La surveillance repose sur l’identification des cas qui doivent répondre à l’une des trois définitions de cas suivantes :
- cas clinique : toux quinteuse de plus de quatorze jours évocatrice de coqueluche, reprise inspiratoire difficile ou chant du coq ou apnées ou accès de cyanose ou vomissements après les quintes ou hyperlymphocytose ;
- cas confirmé biologiquement : toux de huit jours et plus avec quintes évocatrices et une preuve de l’infection par isolement de Bordetella par PCR ou culture positive sur l’aspiration nasopharyngée ;
- cas confirmé épidémiologiquement : patient suspect de coqueluche dont l’un des contacts dans les trois semaines avant le début de sa toux a été confirmé biologiquement par PCR ou culture (contaminateur potentiel du cas épidémiologique), ou si une personne en contact avec lui pendant sa période de contagiosité a présenté des signes suspects de coqueluche ayant été confirmés au laboratoire par PCR ou culture (cas secondaire du cas épidémiologique).

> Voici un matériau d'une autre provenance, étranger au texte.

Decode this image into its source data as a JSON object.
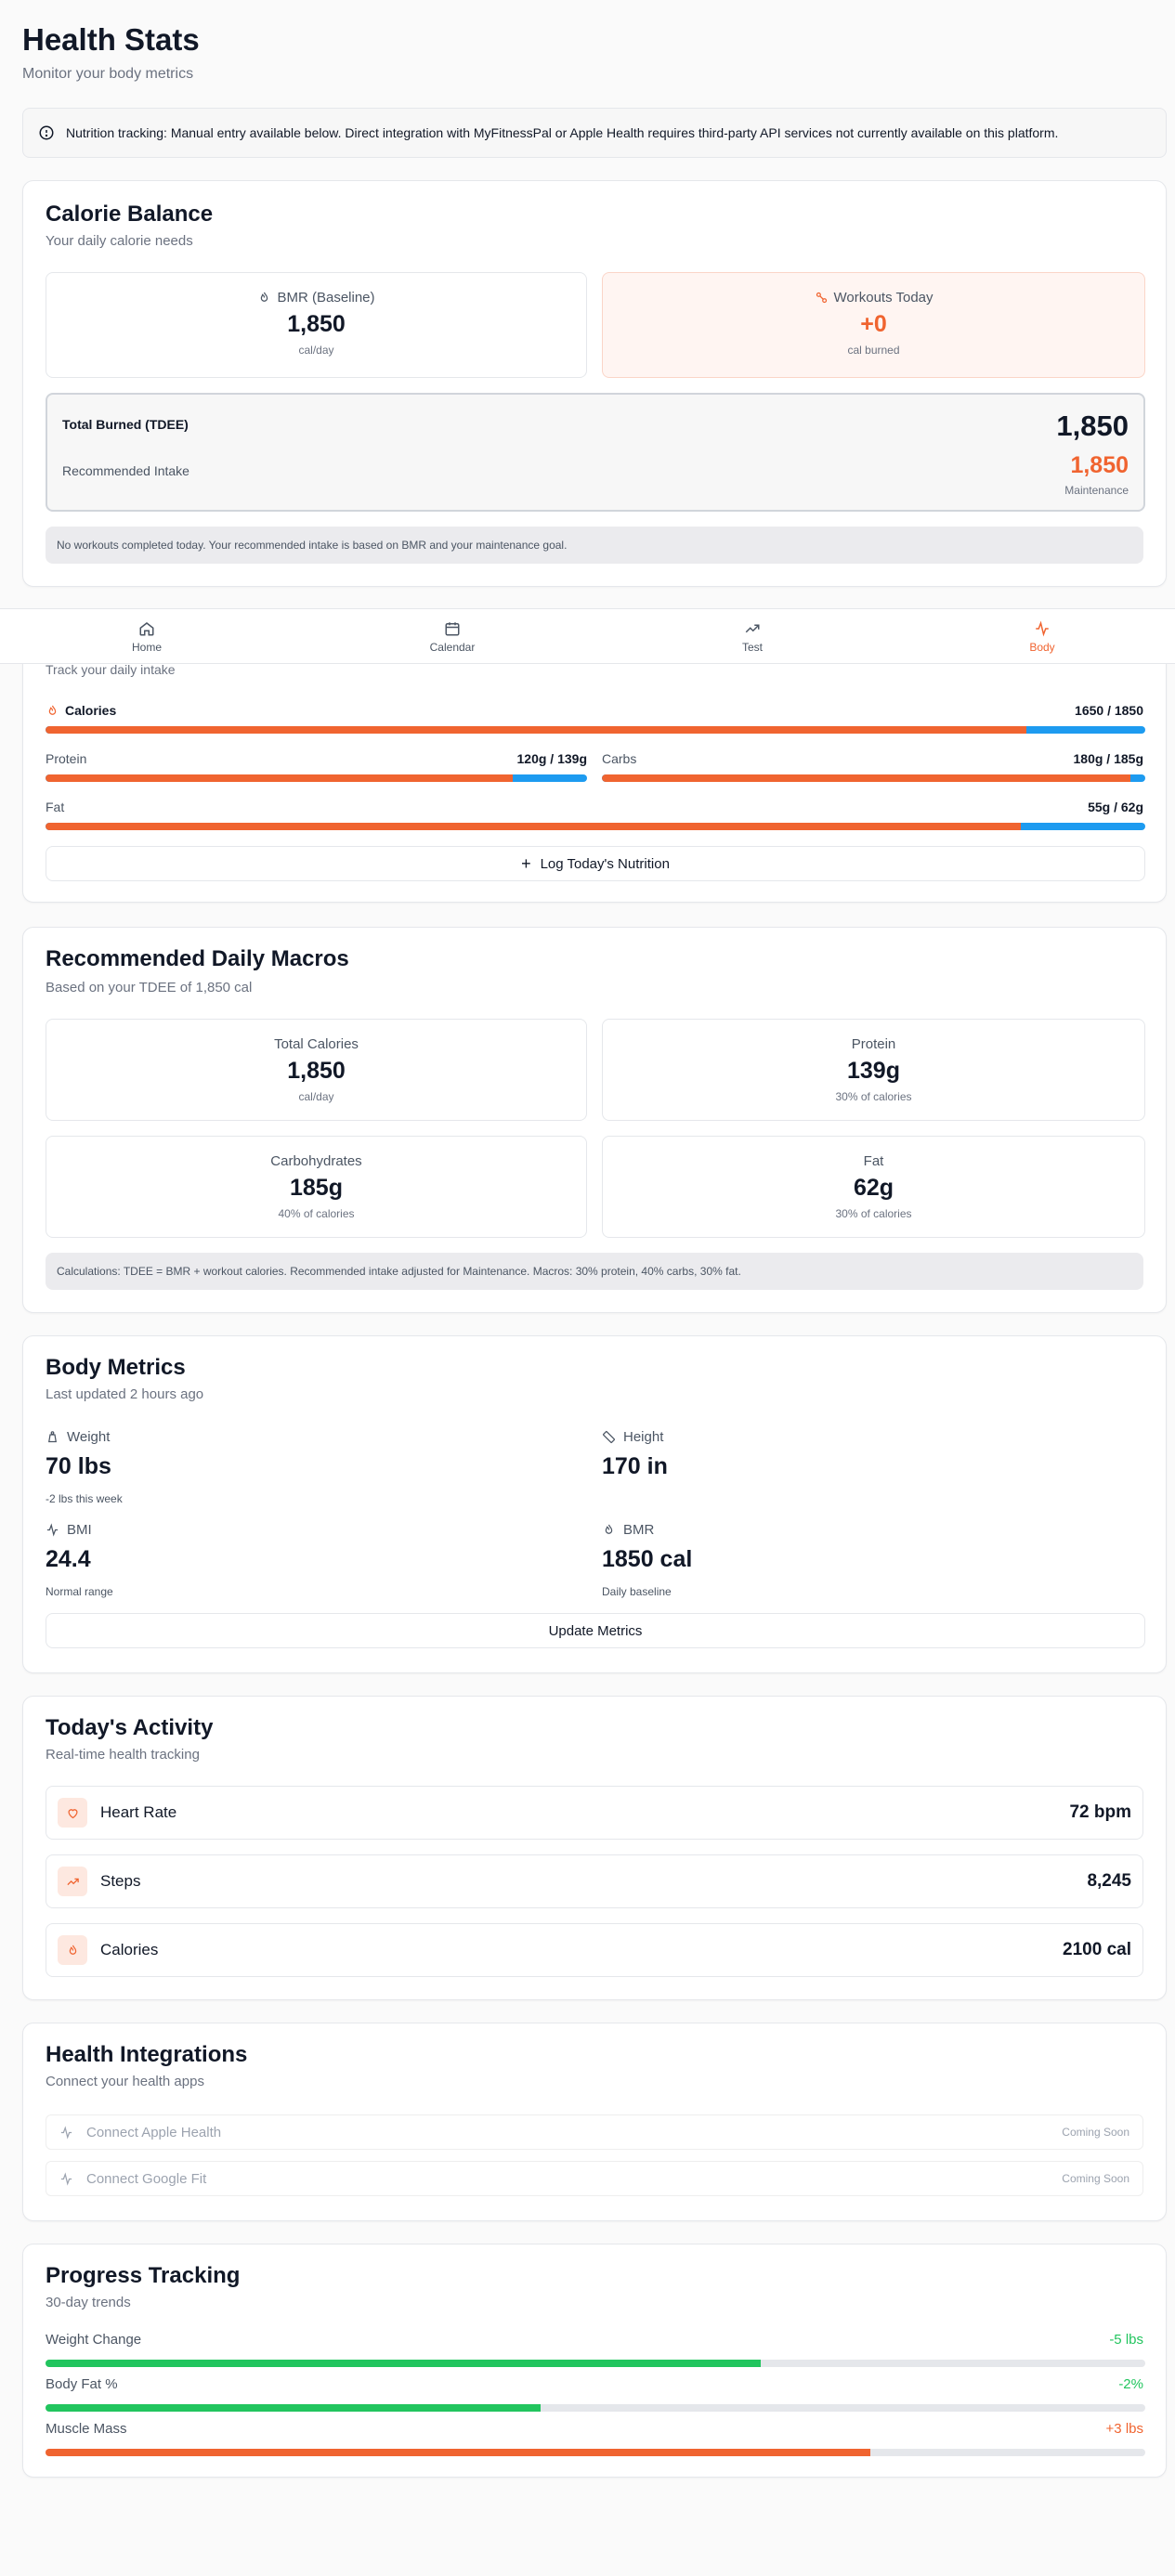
{
  "header": {
    "title": "Health Stats",
    "subtitle": "Monitor your body metrics"
  },
  "alert": {
    "text": "Nutrition tracking: Manual entry available below. Direct integration with MyFitnessPal or Apple Health requires third-party API services not currently available on this platform."
  },
  "calorie_balance": {
    "title": "Calorie Balance",
    "subtitle": "Your daily calorie needs",
    "bmr": {
      "label": "BMR (Baseline)",
      "value": "1,850",
      "unit": "cal/day"
    },
    "workouts": {
      "label": "Workouts Today",
      "value": "+0",
      "unit": "cal burned"
    },
    "tdee_label": "Total Burned (TDEE)",
    "tdee_value": "1,850",
    "intake_label": "Recommended Intake",
    "intake_value": "1,850",
    "intake_goal": "Maintenance",
    "note": "No workouts completed today. Your recommended intake is based on BMR and your maintenance goal."
  },
  "nav": {
    "items": [
      {
        "label": "Home",
        "icon": "home-icon"
      },
      {
        "label": "Calendar",
        "icon": "calendar-icon"
      },
      {
        "label": "Test",
        "icon": "trending-up-icon"
      },
      {
        "label": "Body",
        "icon": "activity-icon"
      }
    ],
    "active": "Body"
  },
  "intake": {
    "subtitle": "Track your daily intake",
    "calories": {
      "label": "Calories",
      "value": "1650 / 1850",
      "fraction": 0.892
    },
    "protein": {
      "label": "Protein",
      "value": "120g / 139g",
      "fraction": 0.863
    },
    "carbs": {
      "label": "Carbs",
      "value": "180g / 185g",
      "fraction": 0.973
    },
    "fat": {
      "label": "Fat",
      "value": "55g / 62g",
      "fraction": 0.887
    },
    "log_button": "Log Today's Nutrition"
  },
  "macros": {
    "title": "Recommended Daily Macros",
    "subtitle": "Based on your TDEE of 1,850 cal",
    "total": {
      "label": "Total Calories",
      "value": "1,850",
      "sub": "cal/day"
    },
    "protein": {
      "label": "Protein",
      "value": "139g",
      "sub": "30% of calories"
    },
    "carbs": {
      "label": "Carbohydrates",
      "value": "185g",
      "sub": "40% of calories"
    },
    "fat": {
      "label": "Fat",
      "value": "62g",
      "sub": "30% of calories"
    },
    "note": "Calculations: TDEE = BMR + workout calories. Recommended intake adjusted for Maintenance. Macros: 30% protein, 40% carbs, 30% fat."
  },
  "body_metrics": {
    "title": "Body Metrics",
    "subtitle": "Last updated 2 hours ago",
    "weight": {
      "label": "Weight",
      "value": "70 lbs",
      "sub": "-2 lbs this week"
    },
    "height": {
      "label": "Height",
      "value": "170 in"
    },
    "bmi": {
      "label": "BMI",
      "value": "24.4",
      "sub": "Normal range"
    },
    "bmr": {
      "label": "BMR",
      "value": "1850 cal",
      "sub": "Daily baseline"
    },
    "update_button": "Update Metrics"
  },
  "activity": {
    "title": "Today's Activity",
    "subtitle": "Real-time health tracking",
    "items": [
      {
        "name": "Heart Rate",
        "value": "72 bpm",
        "icon": "heart-icon"
      },
      {
        "name": "Steps",
        "value": "8,245",
        "icon": "trending-up-icon"
      },
      {
        "name": "Calories",
        "value": "2100 cal",
        "icon": "flame-icon"
      }
    ]
  },
  "integrations": {
    "title": "Health Integrations",
    "subtitle": "Connect your health apps",
    "items": [
      {
        "label": "Connect Apple Health",
        "status": "Coming Soon"
      },
      {
        "label": "Connect Google Fit",
        "status": "Coming Soon"
      }
    ]
  },
  "progress": {
    "title": "Progress Tracking",
    "subtitle": "30-day trends",
    "items": [
      {
        "label": "Weight Change",
        "value": "-5 lbs",
        "fraction": 0.65,
        "color": "#22c55e"
      },
      {
        "label": "Body Fat %",
        "value": "-2%",
        "fraction": 0.45,
        "color": "#22c55e"
      },
      {
        "label": "Muscle Mass",
        "value": "+3 lbs",
        "fraction": 0.75,
        "color": "#f06430"
      }
    ]
  },
  "colors": {
    "accent": "#f06430",
    "secondary_bar": "#1d9bf0",
    "positive": "#22c55e"
  }
}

Les cas groupés de coqueluche (au moins 2 cas, contemporains ou successifs, survenant dans la même unité de lieu) doivent être signalés aux agences régionales de santé (ARS). Afin de faciliter le recueil de données et l’analyse des cas groupés, des modèles de fiches sont disponibles sur le site de Santé publique France. Qu’il y ait un ou plusieurs cas de coqueluche confirmés, des mesures de contrôle sont appliquées individuellement à chaque cas. Plus la population à risque est élevée, plus l’intervention doit être rapide. Les cas groupés restent cependant des événements attendus parmi les personnes qui ne sont pas ou plus protégées par la vaccination : nourrissons ou personnes dont le dernier rappel vaccinal remonte à plus de cinq ans.
En France, la coqueluche continue à circuler avec des cycles épidémiques. Les décès sont rares mais touchent dans plus de 90% des cas les nourrissions de moins de 6 mois et plus spécifiquement les moins de 3 mois, essentiellement contaminés par leur entourage familial.
Santé publique France a signalé une recrudescence de la coqueluche sur le territoire depuis le début de l’année 2024. Les dernières données publiées au 2 juin 2024 confirment la résurgence de la maladie en France avec déjà plus de cas rapportés sur les cinq premiers mois de l’année que pour 2023.
Un DGS-Urgent « Intensification de la circulation de la coqueluche en France et en Europe » a été publié le 7 juin 2024 sur la prévention et la conduite à tenir.
Les données de surveillance sont disponibles sur le site de Santé publique France
Au niveau européen, l’ECDC recensait 25 130 cas de coqueluche en 2023 contre 32 037 cas entre le 1er janvier et le 31 mars 2024.